連続到来
「はぁはぁ、もう・・・無理・・・。」
「初日にしては兄様も私も頑張ったほうではないでしょうか?」
息切れをしながら座り込んでしまったタズの横でエルが汗をハンカチで拭きながら立っている。
「でも、エルはちゃんと5周走ったじゃないか、すごいよ。僕なんて2周半でへばちゃって・・・。」
「わたしもさすがにこれ以上は走れませんわ、それに比べてアンは・・・。」
エルの言葉に視線を移すとアンが剣の素振りをしている。その顔は真剣そのもので凛々しい顔つきが幼い中にも美しさを垣間見させる。
「あんなに打ち込めるなんてアンは、本当に体を動かすのが好きなんだね。
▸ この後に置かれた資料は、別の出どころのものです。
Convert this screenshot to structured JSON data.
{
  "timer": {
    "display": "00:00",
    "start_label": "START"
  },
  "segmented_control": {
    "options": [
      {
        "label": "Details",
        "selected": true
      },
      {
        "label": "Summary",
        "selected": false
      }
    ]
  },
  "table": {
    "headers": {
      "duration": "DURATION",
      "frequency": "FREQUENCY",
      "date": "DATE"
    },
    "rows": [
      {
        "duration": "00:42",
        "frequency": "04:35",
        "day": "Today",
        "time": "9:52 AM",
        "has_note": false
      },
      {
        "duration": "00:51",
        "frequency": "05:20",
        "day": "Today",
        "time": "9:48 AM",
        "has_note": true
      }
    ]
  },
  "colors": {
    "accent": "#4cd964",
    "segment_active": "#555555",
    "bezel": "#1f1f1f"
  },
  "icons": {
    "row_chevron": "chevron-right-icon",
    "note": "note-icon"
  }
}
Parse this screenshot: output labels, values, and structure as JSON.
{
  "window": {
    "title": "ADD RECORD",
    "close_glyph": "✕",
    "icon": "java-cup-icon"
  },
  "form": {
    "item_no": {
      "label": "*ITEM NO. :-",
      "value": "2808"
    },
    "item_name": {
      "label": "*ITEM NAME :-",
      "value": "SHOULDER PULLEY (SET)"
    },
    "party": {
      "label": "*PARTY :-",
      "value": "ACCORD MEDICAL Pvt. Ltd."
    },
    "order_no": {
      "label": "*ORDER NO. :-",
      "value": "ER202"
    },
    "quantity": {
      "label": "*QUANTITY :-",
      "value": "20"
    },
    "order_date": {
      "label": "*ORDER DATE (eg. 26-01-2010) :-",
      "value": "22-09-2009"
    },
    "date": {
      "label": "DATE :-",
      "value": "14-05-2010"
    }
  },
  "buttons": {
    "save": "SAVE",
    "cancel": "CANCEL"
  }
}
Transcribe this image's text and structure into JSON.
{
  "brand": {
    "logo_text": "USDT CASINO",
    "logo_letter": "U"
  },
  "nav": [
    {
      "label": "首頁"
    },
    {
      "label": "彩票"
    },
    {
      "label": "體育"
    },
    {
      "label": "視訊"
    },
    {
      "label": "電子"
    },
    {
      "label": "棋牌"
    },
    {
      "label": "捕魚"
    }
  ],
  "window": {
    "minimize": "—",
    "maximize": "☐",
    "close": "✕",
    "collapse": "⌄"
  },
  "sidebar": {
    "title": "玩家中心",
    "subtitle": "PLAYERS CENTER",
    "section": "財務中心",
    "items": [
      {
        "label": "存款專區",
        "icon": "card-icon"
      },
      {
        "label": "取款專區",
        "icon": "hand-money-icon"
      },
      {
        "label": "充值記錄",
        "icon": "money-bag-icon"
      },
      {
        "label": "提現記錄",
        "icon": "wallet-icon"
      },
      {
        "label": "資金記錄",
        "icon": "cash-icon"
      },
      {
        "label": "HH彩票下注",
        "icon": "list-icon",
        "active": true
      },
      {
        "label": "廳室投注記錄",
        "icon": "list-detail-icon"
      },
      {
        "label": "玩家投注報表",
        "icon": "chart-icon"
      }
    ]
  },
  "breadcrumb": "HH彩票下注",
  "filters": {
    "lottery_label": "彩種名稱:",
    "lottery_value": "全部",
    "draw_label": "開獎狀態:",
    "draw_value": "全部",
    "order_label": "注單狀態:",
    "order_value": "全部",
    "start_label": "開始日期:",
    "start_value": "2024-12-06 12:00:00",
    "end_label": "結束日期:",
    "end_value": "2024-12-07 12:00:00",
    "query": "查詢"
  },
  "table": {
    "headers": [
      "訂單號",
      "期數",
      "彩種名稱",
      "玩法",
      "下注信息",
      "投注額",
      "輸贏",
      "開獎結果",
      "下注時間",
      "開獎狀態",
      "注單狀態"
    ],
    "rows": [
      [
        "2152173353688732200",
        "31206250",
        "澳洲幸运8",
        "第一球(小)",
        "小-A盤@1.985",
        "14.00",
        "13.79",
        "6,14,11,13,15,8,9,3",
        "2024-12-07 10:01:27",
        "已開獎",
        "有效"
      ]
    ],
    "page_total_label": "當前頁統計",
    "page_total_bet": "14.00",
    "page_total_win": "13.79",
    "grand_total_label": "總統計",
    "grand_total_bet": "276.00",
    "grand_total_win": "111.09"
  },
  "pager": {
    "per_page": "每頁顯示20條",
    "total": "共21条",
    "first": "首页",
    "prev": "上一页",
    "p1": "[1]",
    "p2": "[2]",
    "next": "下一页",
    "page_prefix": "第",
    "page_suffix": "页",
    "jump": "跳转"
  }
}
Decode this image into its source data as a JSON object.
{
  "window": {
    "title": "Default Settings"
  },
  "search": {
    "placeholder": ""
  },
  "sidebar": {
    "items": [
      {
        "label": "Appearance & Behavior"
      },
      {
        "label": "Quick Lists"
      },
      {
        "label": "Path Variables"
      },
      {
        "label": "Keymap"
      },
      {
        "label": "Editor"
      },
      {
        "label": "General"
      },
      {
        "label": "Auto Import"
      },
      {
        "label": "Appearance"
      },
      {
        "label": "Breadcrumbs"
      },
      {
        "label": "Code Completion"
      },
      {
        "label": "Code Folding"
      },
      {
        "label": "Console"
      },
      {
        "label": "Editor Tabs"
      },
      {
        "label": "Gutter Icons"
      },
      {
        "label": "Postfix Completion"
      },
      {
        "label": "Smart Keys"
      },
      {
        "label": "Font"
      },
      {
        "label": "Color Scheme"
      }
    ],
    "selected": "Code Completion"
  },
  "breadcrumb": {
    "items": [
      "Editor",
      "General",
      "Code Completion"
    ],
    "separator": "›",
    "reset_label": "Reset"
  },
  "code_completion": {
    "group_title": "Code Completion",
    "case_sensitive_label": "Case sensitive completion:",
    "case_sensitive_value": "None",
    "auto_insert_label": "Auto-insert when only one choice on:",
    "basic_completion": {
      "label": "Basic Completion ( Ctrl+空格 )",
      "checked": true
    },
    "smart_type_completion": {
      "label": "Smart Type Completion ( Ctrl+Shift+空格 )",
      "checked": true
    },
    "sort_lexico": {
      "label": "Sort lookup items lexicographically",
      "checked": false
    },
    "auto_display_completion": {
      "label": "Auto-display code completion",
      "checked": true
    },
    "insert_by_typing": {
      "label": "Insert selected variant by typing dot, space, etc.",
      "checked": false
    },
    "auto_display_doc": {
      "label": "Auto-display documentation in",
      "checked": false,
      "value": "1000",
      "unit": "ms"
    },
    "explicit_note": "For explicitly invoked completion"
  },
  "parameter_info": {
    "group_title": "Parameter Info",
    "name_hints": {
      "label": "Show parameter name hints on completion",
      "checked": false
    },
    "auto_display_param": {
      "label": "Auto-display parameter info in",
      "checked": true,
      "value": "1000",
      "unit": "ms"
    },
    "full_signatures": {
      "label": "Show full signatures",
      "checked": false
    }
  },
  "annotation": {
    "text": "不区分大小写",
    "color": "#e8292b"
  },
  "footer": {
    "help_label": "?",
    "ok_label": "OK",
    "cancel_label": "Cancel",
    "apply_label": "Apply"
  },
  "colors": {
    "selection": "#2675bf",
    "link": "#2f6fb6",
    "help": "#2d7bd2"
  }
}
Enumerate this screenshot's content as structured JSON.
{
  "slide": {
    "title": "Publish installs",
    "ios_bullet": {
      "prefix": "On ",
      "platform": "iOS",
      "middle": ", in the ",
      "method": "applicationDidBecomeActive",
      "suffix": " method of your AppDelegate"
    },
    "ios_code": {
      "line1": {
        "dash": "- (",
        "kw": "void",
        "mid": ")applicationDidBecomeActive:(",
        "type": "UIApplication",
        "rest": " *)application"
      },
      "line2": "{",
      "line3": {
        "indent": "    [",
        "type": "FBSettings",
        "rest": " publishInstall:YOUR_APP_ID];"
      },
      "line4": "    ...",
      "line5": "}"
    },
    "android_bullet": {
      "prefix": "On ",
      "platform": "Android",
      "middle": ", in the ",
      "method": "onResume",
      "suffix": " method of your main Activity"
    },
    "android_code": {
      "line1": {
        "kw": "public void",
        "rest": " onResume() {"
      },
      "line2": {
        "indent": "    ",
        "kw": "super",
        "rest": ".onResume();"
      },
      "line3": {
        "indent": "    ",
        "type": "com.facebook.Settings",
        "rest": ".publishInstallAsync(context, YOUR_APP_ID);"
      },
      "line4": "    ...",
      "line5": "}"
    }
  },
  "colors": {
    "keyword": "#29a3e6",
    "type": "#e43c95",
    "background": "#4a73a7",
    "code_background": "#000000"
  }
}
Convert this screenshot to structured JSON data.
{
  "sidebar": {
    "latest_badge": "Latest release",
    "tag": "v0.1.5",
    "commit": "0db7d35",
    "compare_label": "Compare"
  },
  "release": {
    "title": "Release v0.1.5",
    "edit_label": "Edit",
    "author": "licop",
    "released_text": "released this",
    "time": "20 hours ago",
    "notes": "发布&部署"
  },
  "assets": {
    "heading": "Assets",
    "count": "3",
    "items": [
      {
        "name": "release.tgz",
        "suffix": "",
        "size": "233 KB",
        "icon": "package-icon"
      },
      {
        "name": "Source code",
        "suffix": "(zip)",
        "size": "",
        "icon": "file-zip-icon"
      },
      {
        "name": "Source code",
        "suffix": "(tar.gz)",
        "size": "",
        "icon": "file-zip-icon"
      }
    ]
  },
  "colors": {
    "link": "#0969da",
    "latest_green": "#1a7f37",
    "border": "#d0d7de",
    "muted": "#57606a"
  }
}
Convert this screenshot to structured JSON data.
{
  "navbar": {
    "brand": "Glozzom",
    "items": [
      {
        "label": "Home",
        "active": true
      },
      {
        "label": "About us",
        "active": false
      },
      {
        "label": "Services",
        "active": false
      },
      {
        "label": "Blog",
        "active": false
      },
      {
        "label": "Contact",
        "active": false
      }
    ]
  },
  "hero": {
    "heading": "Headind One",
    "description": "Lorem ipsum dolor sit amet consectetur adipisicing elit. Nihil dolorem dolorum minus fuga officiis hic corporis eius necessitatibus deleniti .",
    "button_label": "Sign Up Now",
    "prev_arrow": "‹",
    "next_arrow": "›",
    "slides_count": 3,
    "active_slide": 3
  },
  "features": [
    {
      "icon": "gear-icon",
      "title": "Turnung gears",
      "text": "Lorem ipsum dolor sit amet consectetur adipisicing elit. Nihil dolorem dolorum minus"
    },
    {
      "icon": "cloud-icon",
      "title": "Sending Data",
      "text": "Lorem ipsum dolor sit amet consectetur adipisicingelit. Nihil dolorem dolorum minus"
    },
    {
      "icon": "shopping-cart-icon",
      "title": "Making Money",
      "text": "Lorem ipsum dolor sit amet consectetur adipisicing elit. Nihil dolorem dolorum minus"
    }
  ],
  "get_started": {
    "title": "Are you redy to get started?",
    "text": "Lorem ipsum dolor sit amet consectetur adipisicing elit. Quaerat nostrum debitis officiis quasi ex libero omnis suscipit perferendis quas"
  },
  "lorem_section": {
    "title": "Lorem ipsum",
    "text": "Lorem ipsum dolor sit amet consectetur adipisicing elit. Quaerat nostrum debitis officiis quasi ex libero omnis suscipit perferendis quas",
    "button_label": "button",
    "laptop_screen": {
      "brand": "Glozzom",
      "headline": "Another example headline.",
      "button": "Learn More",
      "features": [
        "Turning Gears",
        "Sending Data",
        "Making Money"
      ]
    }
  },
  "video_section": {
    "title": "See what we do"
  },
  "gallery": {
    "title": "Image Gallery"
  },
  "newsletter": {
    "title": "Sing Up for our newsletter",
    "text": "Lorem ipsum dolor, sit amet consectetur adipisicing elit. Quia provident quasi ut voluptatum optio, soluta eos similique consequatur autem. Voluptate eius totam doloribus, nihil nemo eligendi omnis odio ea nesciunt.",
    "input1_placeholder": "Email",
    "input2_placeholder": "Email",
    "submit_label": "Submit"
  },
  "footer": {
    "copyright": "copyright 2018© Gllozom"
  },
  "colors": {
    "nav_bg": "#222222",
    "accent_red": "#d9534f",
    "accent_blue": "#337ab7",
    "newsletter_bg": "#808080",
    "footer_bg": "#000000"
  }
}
」
タズが立ち上がって言うとエルは少し困った顔をして笑う。
「確かに好きは好きなんでしょうが・・・、アン!わたしと兄様は先に屋敷に戻っていますね。」
エルがアンに声をかけると、アンが素振りの手を止めてこちらを見る。
「わかりましたわ!私は今日のノルマをこなしてから終わるから!!」
それだけ言ってアンはまた素振りに戻る。
「それでは兄様、屋敷に戻りましょう。汗を拭いて着替えないと。」
「そうだね、一時間もたっていないのに汗だくだよ。」
まだ朝とはいえ普段全く運動しないタズにはだいぶこたえたようだ。二人で談笑をしながら屋敷に入りお互いの部屋への分かれ道に来たところでエルがタズに向き直る。
「それでは兄様、着替えが終わりましたらにお迎えに行きますわ。」
「え?」
「では後ほど。」
言うだけ言ってエルは自分の部屋のほうに歩きだしてしまった。訳が分からないままタズはとりあえず自分の部屋の戻ることにしたがそう遠くないうちにエルの言った意味がわかるのだった。
部屋で着替えを済ませ、ゆっくりとタズは本を読んでいた。綺麗になった部屋で読む本はなんだか新鮮でとても楽しかったのだ。リラックスしていると部屋のドアがノックされた。
「兄様、エルとアンです。お部屋に入ってもよろしいですか?」
「ああ、もちろん。」
そういえばエルが来ると言っていたのを思い出しタズが返事をするとドアがゆっくりと開かれる。
そこには家用のドレスを着た二人が立っていた。
「兄様、お迎えにあがりましたわ。」
「え?」
タズのそばにやってきてエルがにっこりと微笑む。
「これから私たちと一緒に紳士淑女になるためのレッスンを受けていただきます。」
「ええぇ?」
寝耳に水のタズがアンのほうを見るとものすごく嫌そうな顔をしながら首をふるふると振っている。
朝練のように拒否権はないようだ。
「さぁさぁ、参りましょう。」
タズの読んでた本をさっさと片付けてエルが扉に向かう。
タズは訳も分からずエルの後ろについていき扉で待っていたアンと合流する。
「アン・・・これって・・・。」
「エルのマナー講座はあたしだって嫌ですけど、仕方がないのですわ。これも兄様のため・・・でもやっぱり嫌ですわ・・・。」
ぶつぶつというアンにエルがにっこりと微笑む。そこには逃がさないぞという強い意志が見て取れた。仕方なくアンの後ろにエルが付いていく。
「僕、本が読みたいんだけど・・・」
「兄様?」
「・・・行きます。」
結局タズもエルの笑顔の圧力に負けってしまった。
微笑みを崩さないエルの後ろにアンとタズは項垂れながらついていった。